Although I am speaking in a very one-sided perspective, I do not wish to discredit the intentions and hard work of the developed countries/organizations desperate to improve global health. I recognize without striving for action, there is no potential for improvement or change. However, every action inevitably has potential for negative undesired consequences. Therefore in order to go towards global health, it is essential that local communities be integrated into the developmental stages of reconstruction.

1 comment:

  1. Reading about the current relief efforts happening in Haiti reminded me a lot of the PlayPump Water System, which also was a project designed by a prosperous country aimed at helping a third-world country. The PlayPump Water System is a well that is powered by a turning merry-go-round designed as a playground for children, with plans to provide sub-Saharan African towns with a reliable source for clean water. The idea boomed at first, gaining support and sponsorship from the U.S. government and celebrities, but in the end, the company failed to maintain its wells, which resulted in a majority of the pumps to stop working. When interviewed, many African townspeople said that the PlayPumps were unreliable and they wanted their hand-pumped wells back. Earlier this year, the Haitian government made an agreement with a South Korean company called Sae-A Trading. The company is planning to build an industrial park and employ Haitian people as their labor unit. The company’s advertised purpose of this project is to provide jobs and relief to the country’s people, who are still in the midst of recovering from the earthquake in 2010. However, there are critics to this project: “Yet the showcase project of the reconstruction effort is this: an industrial park that will create jobs and housing in an area undamaged by the temblor, a venture that risks benefiting foreign companies more than Haiti itself.” (Sontag) The fact that the construction is occurring in a part of Haiti that was unaffected by the earthquake means that farmers are being displaced from their agricultural land.

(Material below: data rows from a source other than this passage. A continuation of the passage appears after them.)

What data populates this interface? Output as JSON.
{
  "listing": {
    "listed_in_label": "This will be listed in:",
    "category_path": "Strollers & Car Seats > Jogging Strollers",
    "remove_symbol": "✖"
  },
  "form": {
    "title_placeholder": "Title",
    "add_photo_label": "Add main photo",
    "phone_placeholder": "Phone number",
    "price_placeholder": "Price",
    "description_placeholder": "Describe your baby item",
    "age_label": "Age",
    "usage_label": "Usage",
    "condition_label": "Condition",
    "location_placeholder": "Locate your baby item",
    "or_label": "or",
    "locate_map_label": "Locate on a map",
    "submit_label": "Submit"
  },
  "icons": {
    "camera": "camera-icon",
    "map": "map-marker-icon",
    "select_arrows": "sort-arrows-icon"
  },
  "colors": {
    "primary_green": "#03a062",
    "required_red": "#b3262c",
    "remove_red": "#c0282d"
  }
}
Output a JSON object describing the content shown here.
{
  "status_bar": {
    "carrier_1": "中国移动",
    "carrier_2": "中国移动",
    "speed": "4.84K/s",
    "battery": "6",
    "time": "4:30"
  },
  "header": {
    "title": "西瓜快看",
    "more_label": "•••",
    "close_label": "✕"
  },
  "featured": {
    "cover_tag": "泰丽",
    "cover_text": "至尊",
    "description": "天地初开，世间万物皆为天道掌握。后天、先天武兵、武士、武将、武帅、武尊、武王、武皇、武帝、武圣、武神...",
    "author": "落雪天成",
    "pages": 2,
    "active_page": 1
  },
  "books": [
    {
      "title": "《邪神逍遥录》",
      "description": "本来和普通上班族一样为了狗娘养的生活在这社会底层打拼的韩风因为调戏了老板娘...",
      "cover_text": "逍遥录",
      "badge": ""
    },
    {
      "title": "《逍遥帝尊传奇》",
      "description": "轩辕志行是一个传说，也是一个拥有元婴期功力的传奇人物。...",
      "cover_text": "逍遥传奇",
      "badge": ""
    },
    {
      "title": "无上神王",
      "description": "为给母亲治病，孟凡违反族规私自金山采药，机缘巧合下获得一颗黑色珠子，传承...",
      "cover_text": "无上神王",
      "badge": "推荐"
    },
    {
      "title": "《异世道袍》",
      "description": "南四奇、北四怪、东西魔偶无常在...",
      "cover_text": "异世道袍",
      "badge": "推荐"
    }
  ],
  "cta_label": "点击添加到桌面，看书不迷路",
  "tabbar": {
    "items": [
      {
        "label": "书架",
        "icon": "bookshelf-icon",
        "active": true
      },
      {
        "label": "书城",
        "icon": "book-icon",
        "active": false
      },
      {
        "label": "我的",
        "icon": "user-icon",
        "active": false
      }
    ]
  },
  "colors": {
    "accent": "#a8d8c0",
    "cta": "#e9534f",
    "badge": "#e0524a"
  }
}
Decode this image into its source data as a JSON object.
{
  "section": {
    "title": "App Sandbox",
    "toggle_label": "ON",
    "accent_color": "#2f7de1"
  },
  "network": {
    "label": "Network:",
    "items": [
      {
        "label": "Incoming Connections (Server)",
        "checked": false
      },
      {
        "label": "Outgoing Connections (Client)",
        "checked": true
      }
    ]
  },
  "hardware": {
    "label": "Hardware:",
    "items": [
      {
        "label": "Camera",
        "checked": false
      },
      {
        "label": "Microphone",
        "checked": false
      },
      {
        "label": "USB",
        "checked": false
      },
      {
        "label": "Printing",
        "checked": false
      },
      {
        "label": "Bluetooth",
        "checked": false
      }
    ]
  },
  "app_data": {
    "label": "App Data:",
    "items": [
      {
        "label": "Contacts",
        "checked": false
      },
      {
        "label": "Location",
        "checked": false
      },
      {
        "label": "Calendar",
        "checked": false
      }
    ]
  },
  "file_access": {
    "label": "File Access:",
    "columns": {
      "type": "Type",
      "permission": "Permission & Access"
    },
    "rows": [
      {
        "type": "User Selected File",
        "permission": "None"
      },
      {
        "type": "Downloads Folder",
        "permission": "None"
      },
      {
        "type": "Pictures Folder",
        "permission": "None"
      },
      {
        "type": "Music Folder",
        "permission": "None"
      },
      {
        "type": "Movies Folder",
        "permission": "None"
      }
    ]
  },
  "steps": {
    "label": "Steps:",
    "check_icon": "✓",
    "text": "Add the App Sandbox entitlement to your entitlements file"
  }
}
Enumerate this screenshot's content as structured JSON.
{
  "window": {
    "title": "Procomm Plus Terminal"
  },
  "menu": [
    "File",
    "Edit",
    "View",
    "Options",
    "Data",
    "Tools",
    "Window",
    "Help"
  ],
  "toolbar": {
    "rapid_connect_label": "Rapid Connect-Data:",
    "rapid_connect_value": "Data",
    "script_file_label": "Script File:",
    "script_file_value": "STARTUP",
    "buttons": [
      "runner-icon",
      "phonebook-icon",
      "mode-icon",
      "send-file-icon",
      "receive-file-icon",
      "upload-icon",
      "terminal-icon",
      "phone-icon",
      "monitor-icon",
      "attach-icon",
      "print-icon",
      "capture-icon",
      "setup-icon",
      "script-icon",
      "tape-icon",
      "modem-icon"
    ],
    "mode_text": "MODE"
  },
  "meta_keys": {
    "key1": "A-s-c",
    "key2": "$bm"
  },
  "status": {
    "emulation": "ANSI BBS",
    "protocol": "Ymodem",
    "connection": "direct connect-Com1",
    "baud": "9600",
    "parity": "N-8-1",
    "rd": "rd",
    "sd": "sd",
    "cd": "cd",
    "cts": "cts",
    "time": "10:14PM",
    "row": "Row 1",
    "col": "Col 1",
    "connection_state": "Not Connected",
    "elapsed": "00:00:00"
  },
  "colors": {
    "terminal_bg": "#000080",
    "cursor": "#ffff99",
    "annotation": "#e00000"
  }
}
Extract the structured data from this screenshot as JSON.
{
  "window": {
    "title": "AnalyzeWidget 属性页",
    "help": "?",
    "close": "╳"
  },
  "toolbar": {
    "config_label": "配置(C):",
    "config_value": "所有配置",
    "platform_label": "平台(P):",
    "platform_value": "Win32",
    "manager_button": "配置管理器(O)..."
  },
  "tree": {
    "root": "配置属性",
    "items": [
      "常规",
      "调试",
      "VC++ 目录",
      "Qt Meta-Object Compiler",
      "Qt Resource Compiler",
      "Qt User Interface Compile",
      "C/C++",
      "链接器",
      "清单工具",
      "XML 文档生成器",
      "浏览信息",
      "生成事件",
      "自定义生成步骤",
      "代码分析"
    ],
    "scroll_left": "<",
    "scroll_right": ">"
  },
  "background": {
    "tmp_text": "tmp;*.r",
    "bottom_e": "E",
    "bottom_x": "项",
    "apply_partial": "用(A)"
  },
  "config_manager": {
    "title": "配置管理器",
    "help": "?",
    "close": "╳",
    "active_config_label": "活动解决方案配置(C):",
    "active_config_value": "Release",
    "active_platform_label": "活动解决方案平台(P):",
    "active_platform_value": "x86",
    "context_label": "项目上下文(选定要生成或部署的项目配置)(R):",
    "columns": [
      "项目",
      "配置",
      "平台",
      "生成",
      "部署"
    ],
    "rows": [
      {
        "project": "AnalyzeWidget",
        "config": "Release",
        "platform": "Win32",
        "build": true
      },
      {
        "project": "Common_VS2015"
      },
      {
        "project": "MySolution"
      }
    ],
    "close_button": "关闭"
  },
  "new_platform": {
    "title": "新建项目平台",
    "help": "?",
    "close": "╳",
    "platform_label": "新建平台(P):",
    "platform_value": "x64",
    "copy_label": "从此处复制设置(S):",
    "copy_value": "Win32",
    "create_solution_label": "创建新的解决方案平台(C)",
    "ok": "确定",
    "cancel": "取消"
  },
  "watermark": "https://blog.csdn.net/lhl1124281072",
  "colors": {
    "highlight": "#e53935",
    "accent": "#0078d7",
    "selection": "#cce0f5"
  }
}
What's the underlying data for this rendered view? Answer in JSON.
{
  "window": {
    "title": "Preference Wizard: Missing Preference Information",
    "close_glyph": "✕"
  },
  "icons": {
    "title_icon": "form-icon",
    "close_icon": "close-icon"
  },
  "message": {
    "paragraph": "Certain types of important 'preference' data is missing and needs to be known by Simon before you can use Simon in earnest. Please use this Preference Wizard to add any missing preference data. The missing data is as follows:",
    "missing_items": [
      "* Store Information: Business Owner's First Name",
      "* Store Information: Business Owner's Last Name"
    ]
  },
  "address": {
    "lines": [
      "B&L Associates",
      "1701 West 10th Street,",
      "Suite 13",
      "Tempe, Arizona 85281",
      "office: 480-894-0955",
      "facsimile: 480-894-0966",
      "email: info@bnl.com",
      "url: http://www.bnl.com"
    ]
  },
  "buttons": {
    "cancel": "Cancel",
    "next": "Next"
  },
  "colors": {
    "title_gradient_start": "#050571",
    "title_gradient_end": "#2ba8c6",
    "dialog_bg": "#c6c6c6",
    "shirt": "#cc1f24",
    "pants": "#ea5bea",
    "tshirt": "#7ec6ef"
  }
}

For many local Haitians, this project poses a serious environmental threat.
    In both scenarios, it seems that the “helping” party, the PlayPump Water System founders and Sae-A Trading, are not prioritizing the needs of the local people. Both scenarios involve a manipulation of an economic business investment that may possibly aid the local inhabitants that are recipients of the care, however the undeniable fact is that the prospective business success seems to be the top priority. Therefore the specific needs of the people are not accounted for. Because of such similarities in the two situations, one may even go as far to think that the PlayPump results foreshadow the outcome of the reconstruction of project: causing more harm than good.

    This blog post was about criticizing industrial countries and its global health efforts that are too often guided by ulterior motives regarding economic success or personal gain. I agree with Stella completely in this sense. Global health efforts, or any kind of international aid, need to integrate the specific needs of the recipients of aid into its plans. Wealthy countries may not have sufficient funding or resources allocated to international health, however, the aid that they do provide should be specific provisions that is motivated purely by the intentions of helping one another. In the future, I would like to see relief efforts steered away from any kind of consequence causing economic benefit or prospective business success. The level of inequality in the world is apparent enough as it is, global health efforts should attempt to level the field in regards to all persons meeting a minimum standard of well being and personal health.